The first industrial vehicles with the Iveco brand, on the other hand, will have to wait until September 1984. In that year, Iveco TurboStar was presented. The new Iveco truck was presented in two variants: 190.33, equipped with a supercharged engine with six-cylinder intercooler of 13,798 cubic centimeters of displacement and 330 horsepower, and 190.42, which had a turbocharged 8-cylinder V engine of 17,174 cubic centimeters and 420 horsepower. The latter, at the time of its presentation, represented the most powerful vehicle in Europe. The vehicle could also be coupled with a Fuller 13-speed quick-release gearbox or, alternatively, with a ZF Ecosplit 16-speed synchronized gearbox.

Presented in an original light grey metallic colour, usually destined for flagship cars, the TurboStar immediately attracted the attention of professionals. While maintaining the same cabin as the 190, the Iveco TurboStar greatly improved the interior comfort, thanks to some measures such as pneumatic seats, air conditioning and a new dashboard wraparound to have all the controls at hand. More than this, however, the aerodynamic refinement was much appreciated, which allowed to obtain a penetration coefficient of only 0.53. This, together with the exceptional power of its engine, made the TurboStar a very popular vehicle in Europe. Sold in about 50,000 units, in fact, the TurboStar was one of the best-selling Iveco vehicles ever. In 1993, however, it was replaced by Iveco Eurostar.

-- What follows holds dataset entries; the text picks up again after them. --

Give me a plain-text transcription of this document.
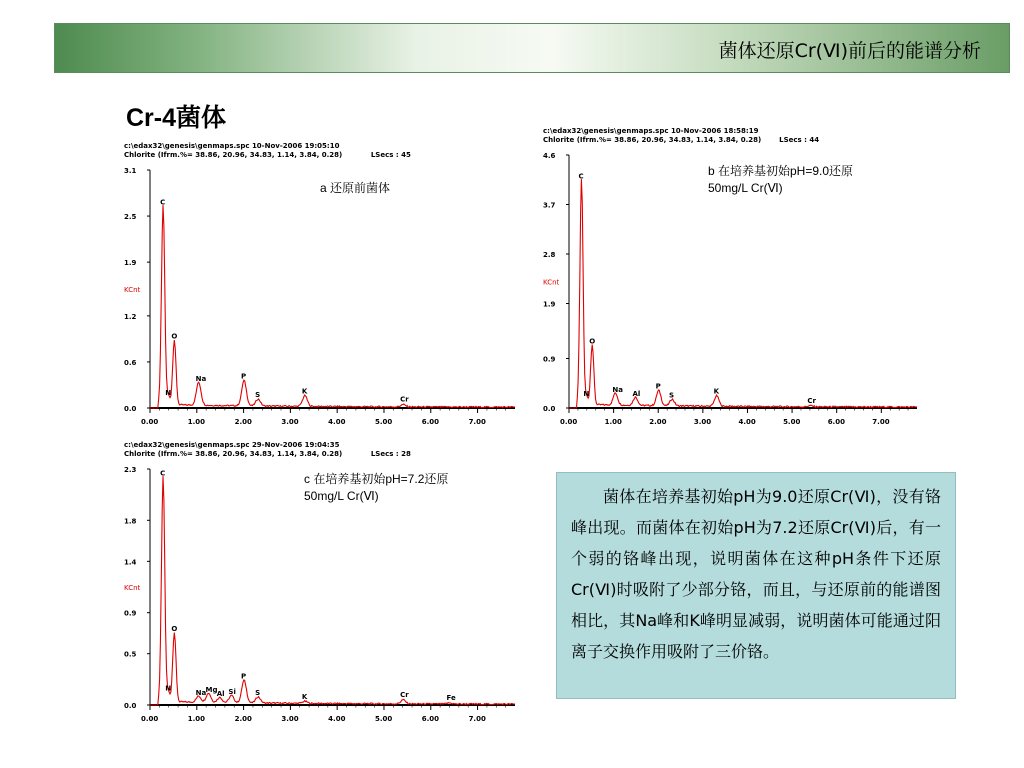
菌体还原Cr(Ⅵ)前后的能谱分析
Cr-4菌体
c:\edax32\genesis\genmaps.spc 10-Nov-2006 19:05:10
Chlorite (Ifrm.%= 38.86, 20.96, 34.83, 1.14, 3.84, 0.28)	LSecs : 45
3.1
2.5
1.9
1.2
0.6
0.0
KCnt
0.00	1.00	2.00	3.00	4.00	5.00	6.00	7.00
C
O
N
Na	P
S	K
Cr
c:\edax32\genesis\genmaps.spc 10-Nov-2006 18:58:19
Chlorite (Ifrm.%= 38.86, 20.96, 34.83, 1.14, 3.84, 0.28)	LSecs : 44
4.6
3.7
2.8
1.9
0.9
0.0
KCnt
0.00	1.00	2.00	3.00	4.00	5.00	6.00	7.00
C
O
N	Na Al
P
S	K
Cr
c:\edax32\genesis\genmaps.spc 29-Nov-2006 19:04:35
Chlorite (Ifrm.%= 38.86, 20.96, 34.83, 1.14, 3.84, 0.28)	LSecs : 28
2.3
1.8
1.4
0.9
0.5
0.0
KCnt
0.00	1.00	2.00	3.00	4.00	5.00	6.00	7.00
C
O
N
Na Mg
Al Si
P
S
K	Cr	Fe
a 还原前菌体
b 在培养基初始pH=9.0还原
50mg/L Cr(Ⅵ)
c 在培养基初始pH=7.2还原
50mg/L Cr(Ⅵ)	菌体在培养基初始pH为9.0还原Cr(Ⅵ)，没有铬峰出现。而菌体在初始pH为7.2还原Cr(Ⅵ)后，有一个弱的铬峰出现，说明菌体在这种pH条件下还原Cr(Ⅵ)时吸附了少部分铬，而且，与还原前的能谱图相比，其Na峰和K峰明显减弱，说明菌体可能通过阳离子交换作用吸附了三价铬。
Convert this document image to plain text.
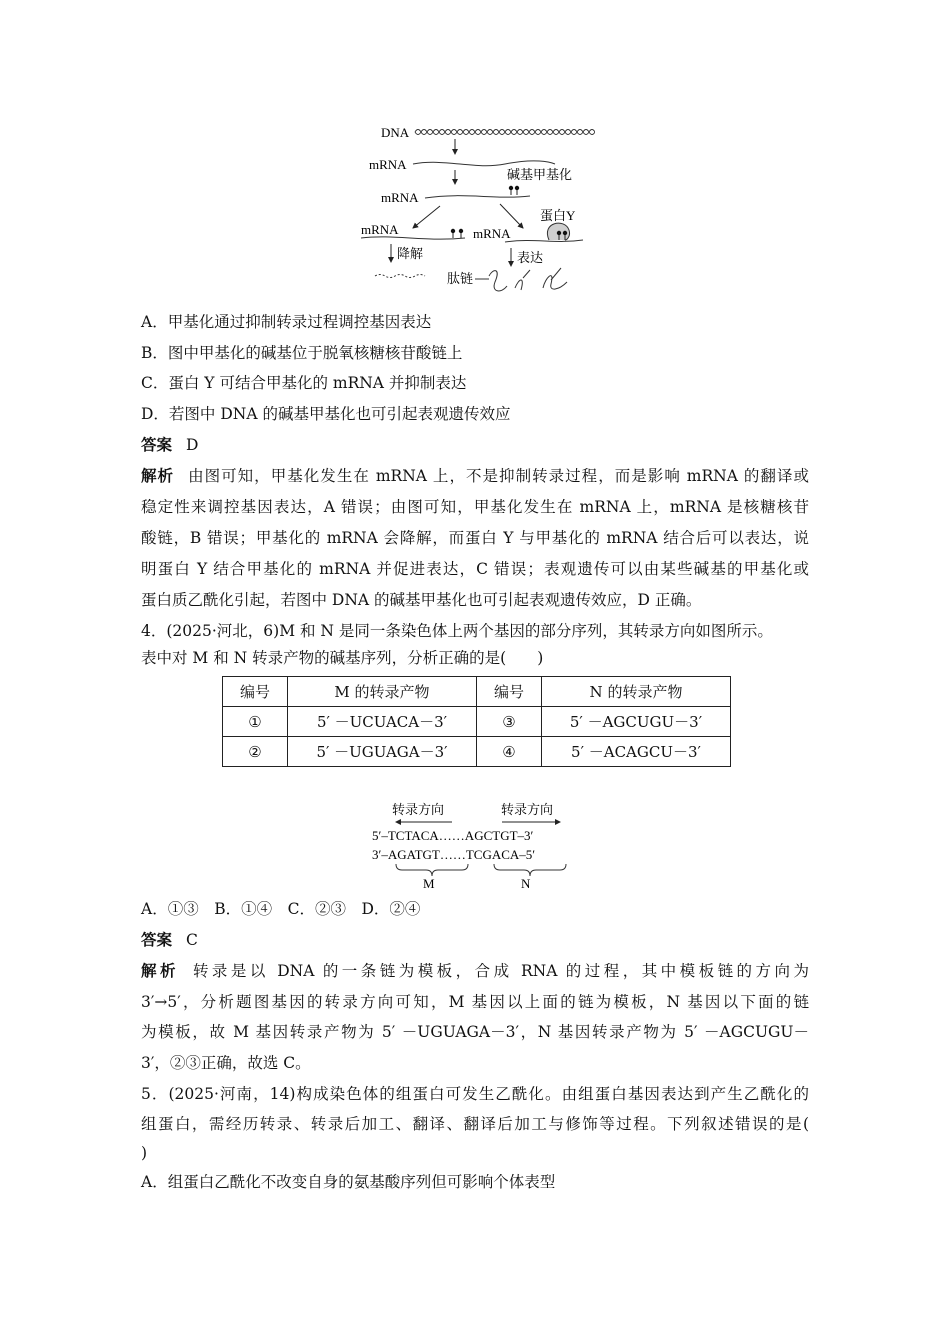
DNA
mRNA
碱基甲基化
mRNA
蛋白Y
mRNA
降解
mRNA
表达
肽链
A．甲基化通过抑制转录过程调控基因表达
B．图中甲基化的碱基位于脱氧核糖核苷酸链上
C．蛋白 Y 可结合甲基化的 mRNA 并抑制表达
D．若图中 DNA 的碱基甲基化也可引起表观遗传效应
答案 D
解析 由图可知，甲基化发生在 mRNA 上，不是抑制转录过程，而是影响 mRNA 的翻译或
稳定性来调控基因表达，A 错误；由图可知，甲基化发生在 mRNA 上，mRNA 是核糖核苷
酸链，B 错误；甲基化的 mRNA 会降解，而蛋白 Y 与甲基化的 mRNA 结合后可以表达，说
明蛋白 Y 结合甲基化的 mRNA 并促进表达，C 错误；表观遗传可以由某些碱基的甲基化或
蛋白质乙酰化引起，若图中 DNA 的碱基甲基化也可引起表观遗传效应，D 正确。
4．(2025·河北，6)M 和 N 是同一条染色体上两个基因的部分序列，其转录方向如图所示。
表中对 M 和 N 转录产物的碱基序列，分析正确的是(　　)
编号	M 的转录产物	编号	N 的转录产物
①	5′ －UCUACA－3′	③	5′ －AGCUGU－3′
②	5′ －UGUAGA－3′	④	5′ －ACAGCU－3′
转录方向	转录方向
5′–TCTACA……AGCTGT–3′
3′–AGATGT……TCGACA–5′
M	N
A．①③　B．①④　C．②③　D．②④
答案 C
解析 转录是以 DNA 的一条链为模板，合成 RNA 的过程，其中模板链的方向为
3′→5′，分析题图基因的转录方向可知，M 基因以上面的链为模板，N 基因以下面的链
为模板，故 M 基因转录产物为 5′ －UGUAGA－3′，N 基因转录产物为 5′ －AGCUGU－
3′，②③正确，故选 C。
5．(2025·河南，14)构成染色体的组蛋白可发生乙酰化。由组蛋白基因表达到产生乙酰化的
组蛋白，需经历转录、转录后加工、翻译、翻译后加工与修饰等过程。下列叙述错误的是(
)
A．组蛋白乙酰化不改变自身的氨基酸序列但可影响个体表型
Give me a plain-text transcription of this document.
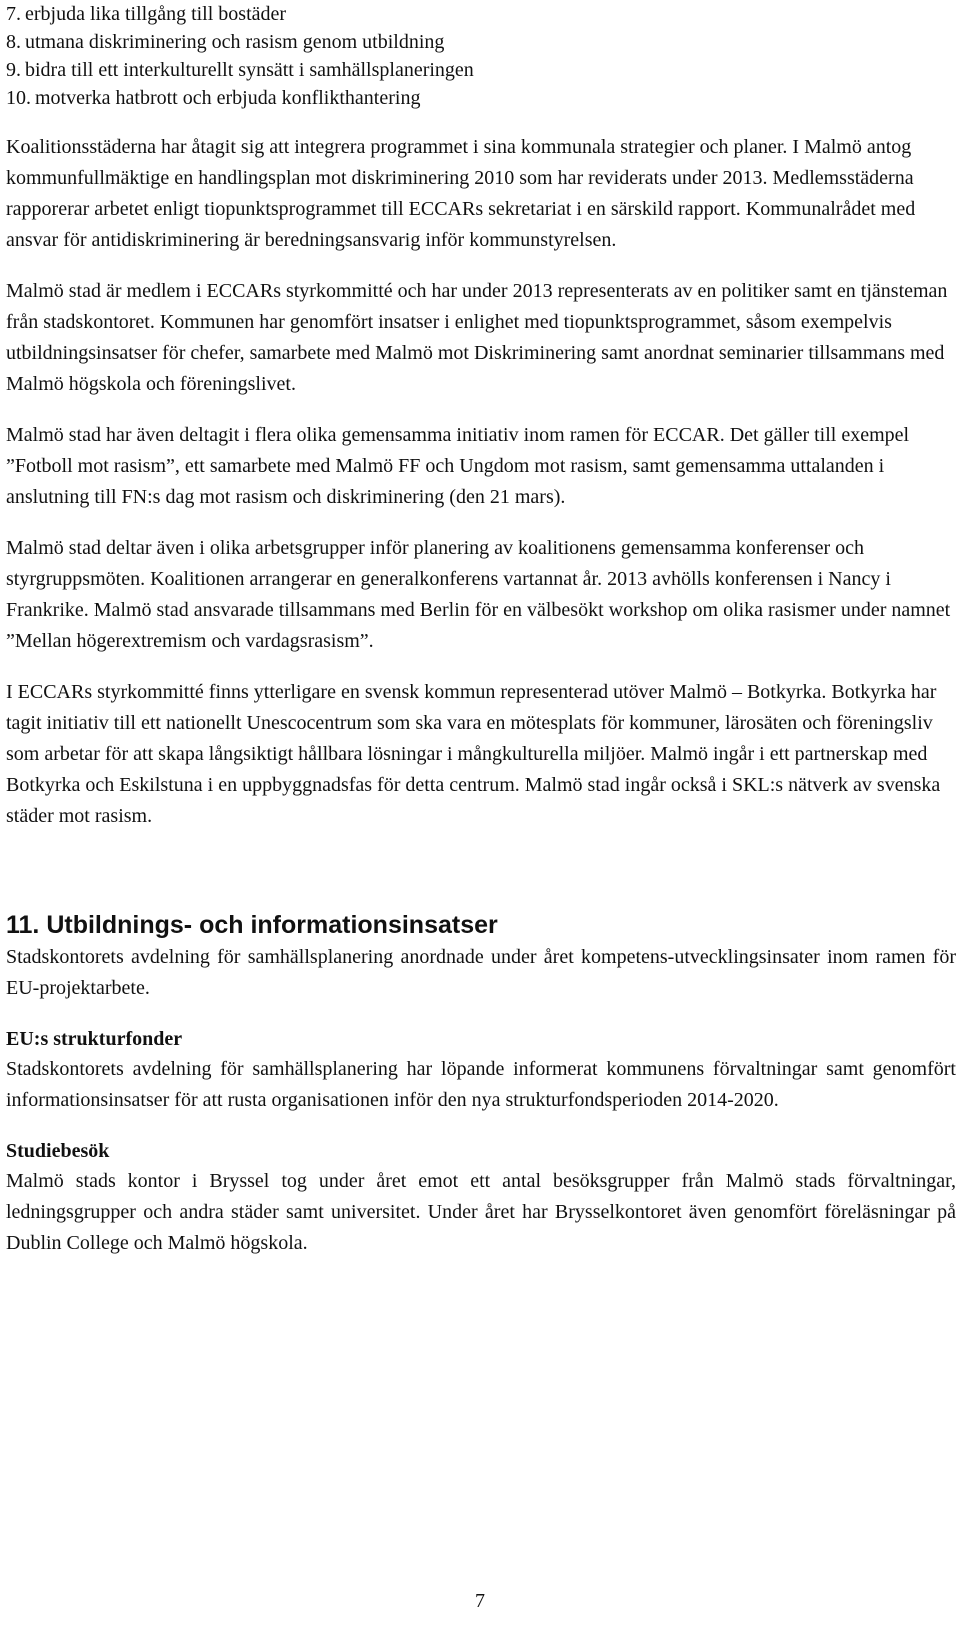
7. erbjuda lika tillgång till bostäder
8. utmana diskriminering och rasism genom utbildning
9. bidra till ett interkulturellt synsätt i samhällsplaneringen
10. motverka hatbrott och erbjuda konflikthantering

Koalitionsstäderna har åtagit sig att integrera programmet i sina kommunala strategier och planer. I Malmö antog kommunfullmäktige en handlingsplan mot diskriminering 2010 som har reviderats under 2013. Medlemsstäderna rapporerar arbetet enligt tiopunktsprogrammet till ECCARs sekretariat i en särskild rapport. Kommunalrådet med ansvar för antidiskriminering är beredningsansvarig inför kommunstyrelsen.

Malmö stad är medlem i ECCARs styrkommitté och har under 2013 representerats av en politiker samt en tjänsteman från stadskontoret. Kommunen har genomfört insatser i enlighet med tiopunktsprogrammet, såsom exempelvis utbildningsinsatser för chefer, samarbete med Malmö mot Diskriminering samt anordnat seminarier tillsammans med Malmö högskola och föreningslivet.

Malmö stad har även deltagit i flera olika gemensamma initiativ inom ramen för ECCAR. Det gäller till exempel ”Fotboll mot rasism”, ett samarbete med Malmö FF och Ungdom mot rasism, samt gemensamma uttalanden i anslutning till FN:s dag mot rasism och diskriminering (den 21 mars).

Malmö stad deltar även i olika arbetsgrupper inför planering av koalitionens gemensamma konferenser och styrgruppsmöten. Koalitionen arrangerar en generalkonferens vartannat år. 2013 avhölls konferensen i Nancy i Frankrike. Malmö stad ansvarade tillsammans med Berlin för en välbesökt workshop om olika rasismer under namnet ”Mellan högerextremism och vardagsrasism”.

I ECCARs styrkommitté finns ytterligare en svensk kommun representerad utöver Malmö – Botkyrka. Botkyrka har tagit initiativ till ett nationellt Unescocentrum som ska vara en mötesplats för kommuner, lärosäten och föreningsliv som arbetar för att skapa långsiktigt hållbara lösningar i mångkulturella miljöer. Malmö ingår i ett partnerskap med Botkyrka och Eskilstuna i en uppbyggnadsfas för detta centrum. Malmö stad ingår också i SKL:s nätverk av svenska städer mot rasism.

11. Utbildnings- och informationsinsatser

Stadskontorets avdelning för samhällsplanering anordnade under året kompetens-utvecklingsinsater inom ramen för EU-projektarbete.

EU:s strukturfonder

Stadskontorets avdelning för samhällsplanering har löpande informerat kommunens förvaltningar samt genomfört informationsinsatser för att rusta organisationen inför den nya strukturfondsperioden 2014-2020.

Studiebesök

Malmö stads kontor i Bryssel tog under året emot ett antal besöksgrupper från Malmö stads förvaltningar, ledningsgrupper och andra städer samt universitet. Under året har Brysselkontoret även genomfört föreläsningar på Dublin College och Malmö högskola.

7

Iveco TurboTech belonged to the same family, but was introduced in 1990. Although very similar to its older brother, the TurboTech was intended for regional and local travel. Therefore, unlike the TurboStar, it had a less equipped cabin. In addition, the TurboTech also stood out on the outside, with a reduced front grille made up of seven strips instead of nine, and smaller doors. The Iveco TurboTech, however, was kept on the list as its big brother until 1993, when it was replaced by Iveco Eurotech.

This is an overview of some of the vintage heavy vehicles, which, at the turn of the 70s and 90s, have characterized the history of freight transport in Italy. There are many other means that could be told, but, at least for now, we will stop with these. Which is your favourite?